Monday, February 15, 2016
With Paris Fashion Week quickly approaching, it seemed fitting to take a step back in time- specifically, the late 1920s- to see how the late couturier, Jean Patou, lived. Although perhaps not as well-remembered today as his rival, Coco Chanel, Patou was one of the leading couturiers of the Twenties. An early advocate of sportswear, Patou gained a following that included some of that decade's most stylish women, including tennis great Suzanne Lenglen and Lady Diana Cooper. A savvy businessman with a nose for marketing, Patou cut quite a dashing figure throughout Paris, earning a reputation as a stylish man-about-town. It was to be expected that the couturier would choose to live in surroundings that were just as chic as the image he projected.

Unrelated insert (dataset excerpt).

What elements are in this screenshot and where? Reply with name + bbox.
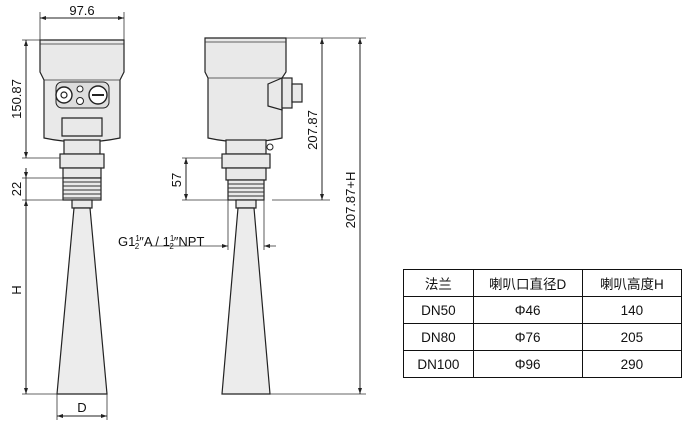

It was during World War I, when serving as a captain in the French army, that Patou met two fellow officers who, according to design historian Stephen Calloway, had a profound influence on the young couturier's burgeoning style. One soldier was Bernard Boutet de Monvel, the artist and aesthete, while the other was architect and decorator Louis Süe, who, after the war, formed a design partnership with André Mare. In post-World-War-I France, Süe et Mare were two of France's most fashionable interior decorators, assembling a coterie of sophisticated clients seeking their sumptuous brand of chic. One of those prominent clients was Patou, who enlisted Süe et Mare to decorate his 16th arrondissement hôtel particulier, which can be seen in these late-1920s photos.
What strikes me about these interiors is the designers' meticulous attention to detail- specifically, the way in which the decorative details worked together to form a seamless, stylish whole. Patou's house was not a random, careless assemblage of fashionable furnishings. Rather, each carefully-considered finish, fabric, and piece of furniture played an important role in creating what was ultimately a smooth-as-silk backdrop for living. And for all of the home's high-style, Art Deco-inspired décor, these interiors strike a cultured note, too. These are civilized rooms, most especially the bar. (Yes, bars can be civilized, something which, unfortunately, few of today's homeowners with at-home bars seem to understand.)
Scattered among these archival photos are images of some of Patou's fashions, further proof that Patou's house was just as modish as the House of Patou.
Image at top: Jean Patou in his study.